In an interview with MNT, Dr. Wong remarked that the findings matched her own anecdotal observations. She mentioned several factors contributing to higher incidences of uncontrolled hypertension in young men:
“I think for younger patients, it could be an element of noncompliance: not going to doctors, not taking medications — […] especially young men.”
She has seen that hypertension in some of her young male patients is more resistant to medications. Younger individuals “also tend to be more sensitive to medications.”
Moreover, Dr. Wong said, young patients often do not tolerate beta-blockers, a common blood pressure-lowering medication.
Why older women?
According to Dr. Visaria and his co-authors, “[…] women tend to have an accelerated increase in blood pressure and cardiovascular disease risk after menopause.”

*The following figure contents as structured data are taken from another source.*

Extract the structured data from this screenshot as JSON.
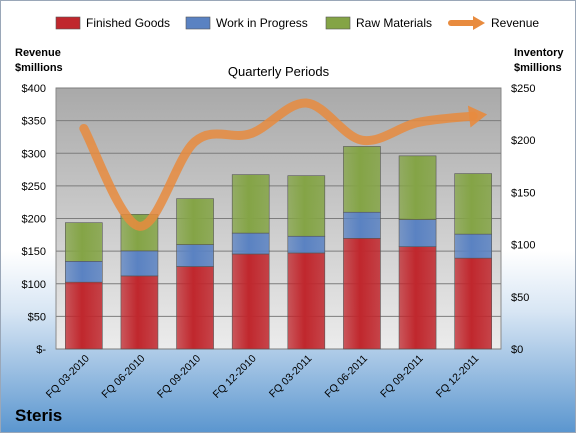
{
  "chart_data": {
    "type": "bar",
    "title": "Quarterly Periods",
    "company": "Steris",
    "left_axis_label": [
      "Revenue",
      "$millions"
    ],
    "right_axis_label": [
      "Inventory",
      "$millions"
    ],
    "categories": [
      "FQ 03-2010",
      "FQ 06-2010",
      "FQ 09-2010",
      "FQ 12-2010",
      "FQ 03-2011",
      "FQ 06-2011",
      "FQ 09-2011",
      "FQ 12-2011"
    ],
    "left_ylim": [
      0,
      400
    ],
    "right_ylim": [
      0,
      250
    ],
    "left_ticks": [
      "$-",
      "$50",
      "$100",
      "$150",
      "$200",
      "$250",
      "$300",
      "$350",
      "$400"
    ],
    "right_ticks": [
      "$0",
      "$50",
      "$100",
      "$150",
      "$200",
      "$250"
    ],
    "grid": true,
    "legend_position": "top",
    "series": [
      {
        "name": "Finished Goods",
        "kind": "stacked-bar",
        "axis": "right",
        "color": "#c0272d",
        "values": [
          64,
          70,
          79,
          91,
          92,
          106,
          98,
          87
        ]
      },
      {
        "name": "Work in Progress",
        "kind": "stacked-bar",
        "axis": "right",
        "color": "#5a82c2",
        "values": [
          20,
          24,
          21,
          20,
          16,
          25,
          26,
          23
        ]
      },
      {
        "name": "Raw Materials",
        "kind": "stacked-bar",
        "axis": "right",
        "color": "#84a446",
        "values": [
          37,
          35,
          44,
          56,
          58,
          63,
          61,
          58
        ]
      },
      {
        "name": "Revenue",
        "kind": "line",
        "axis": "left",
        "color": "#e88b3e",
        "values": [
          338,
          188,
          318,
          330,
          377,
          320,
          347,
          357
        ]
      }
    ]
  }
}
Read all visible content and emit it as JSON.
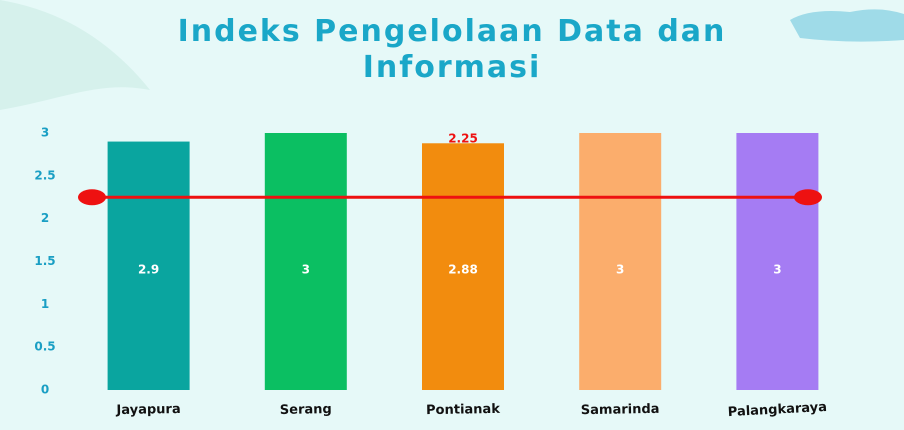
{
  "chart_data": {
    "type": "bar",
    "title": "Indeks Pengelolaan Data dan Informasi",
    "categories": [
      "Jayapura",
      "Serang",
      "Pontianak",
      "Samarinda",
      "Palangkaraya"
    ],
    "values": [
      2.9,
      3,
      2.88,
      3,
      3
    ],
    "value_labels": [
      "2.9",
      "3",
      "2.88",
      "3",
      "3"
    ],
    "colors": [
      "#0aa59f",
      "#0bbf62",
      "#f28c0e",
      "#fbad6c",
      "#a57cf3"
    ],
    "ylim": [
      0,
      3
    ],
    "yticks": [
      0,
      0.5,
      1,
      1.5,
      2,
      2.5,
      3
    ],
    "reference_line": {
      "value": 2.25,
      "color": "#ee1111"
    }
  }
}
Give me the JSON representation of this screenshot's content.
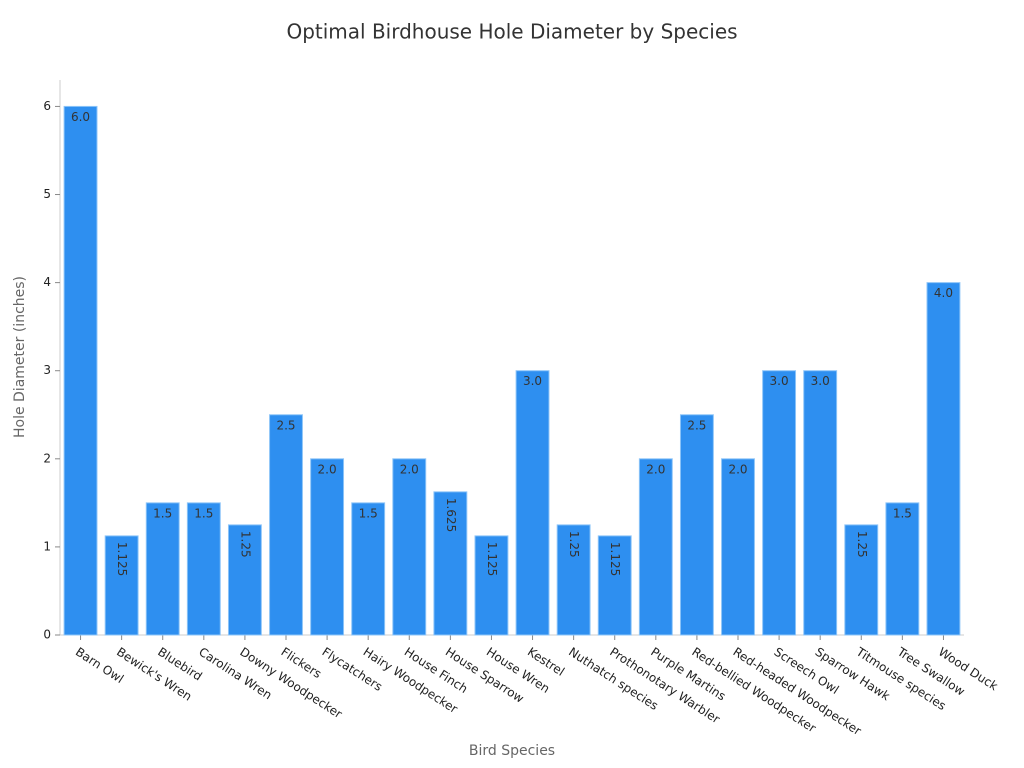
{
  "chart_data": {
    "type": "bar",
    "title": "Optimal Birdhouse Hole Diameter by Species",
    "x_label": "Bird Species",
    "y_label": "Hole Diameter (inches)",
    "categories": [
      "Barn Owl",
      "Bewick's Wren",
      "Bluebird",
      "Carolina Wren",
      "Downy Woodpecker",
      "Flickers",
      "Flycatchers",
      "Hairy Woodpecker",
      "House Finch",
      "House Sparrow",
      "House Wren",
      "Kestrel",
      "Nuthatch species",
      "Prothonotary Warbler",
      "Purple Martins",
      "Red-bellied Woodpecker",
      "Red-headed Woodpecker",
      "Screech Owl",
      "Sparrow Hawk",
      "Titmouse species",
      "Tree Swallow",
      "Wood Duck"
    ],
    "values": [
      6.0,
      1.125,
      1.5,
      1.5,
      1.25,
      2.5,
      2.0,
      1.5,
      2.0,
      1.625,
      1.125,
      3.0,
      1.25,
      1.125,
      2.0,
      2.5,
      2.0,
      3.0,
      3.0,
      1.25,
      1.5,
      4.0
    ],
    "value_labels": [
      "6.0",
      "1.125",
      "1.5",
      "1.5",
      "1.25",
      "2.5",
      "2.0",
      "1.5",
      "2.0",
      "1.625",
      "1.125",
      "3.0",
      "1.25",
      "1.125",
      "2.0",
      "2.5",
      "2.0",
      "3.0",
      "3.0",
      "1.25",
      "1.5",
      "4.0"
    ],
    "color": "#2e8ff0",
    "ylim": [
      0,
      6.3
    ],
    "yticks": [
      0,
      1,
      2,
      3,
      4,
      5,
      6
    ]
  }
}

For Dr. Wong, treating some older women with uncontrolled hypertension presents a challenge.
She has observed: “[O]lder women tend not to tolerate lower blood pressures, so [it’s] difficult to treat the high blood pressures without running into lower blood pressure where they feel underperfused.”
Dr. Wong expressed concern that society underestimates the prevalence and severity of cardiovascular disease in women.
Although men are more likely than women to develop heart disease, this illness “is still the number one killer in women, more than breast cancer.”
Further studies needed
The study did have some limitations. For instance, the researchers’ health data provided only one blood pressure reading at one time point for each participant. This single reading could not accurately quantify blood pressure, which normally fluctuates throughout the day.
Dr. Visaria also expressed the need for further research to discover the mechanisms behind these differences in uncontrolled hypertension.
He suggests: “In order to really determine whether uncontrolled hypertension rates are changing in women vs. men across age, a prospective study where blood pressure measurements are tracked over time in women and men with hypertension is ideal.”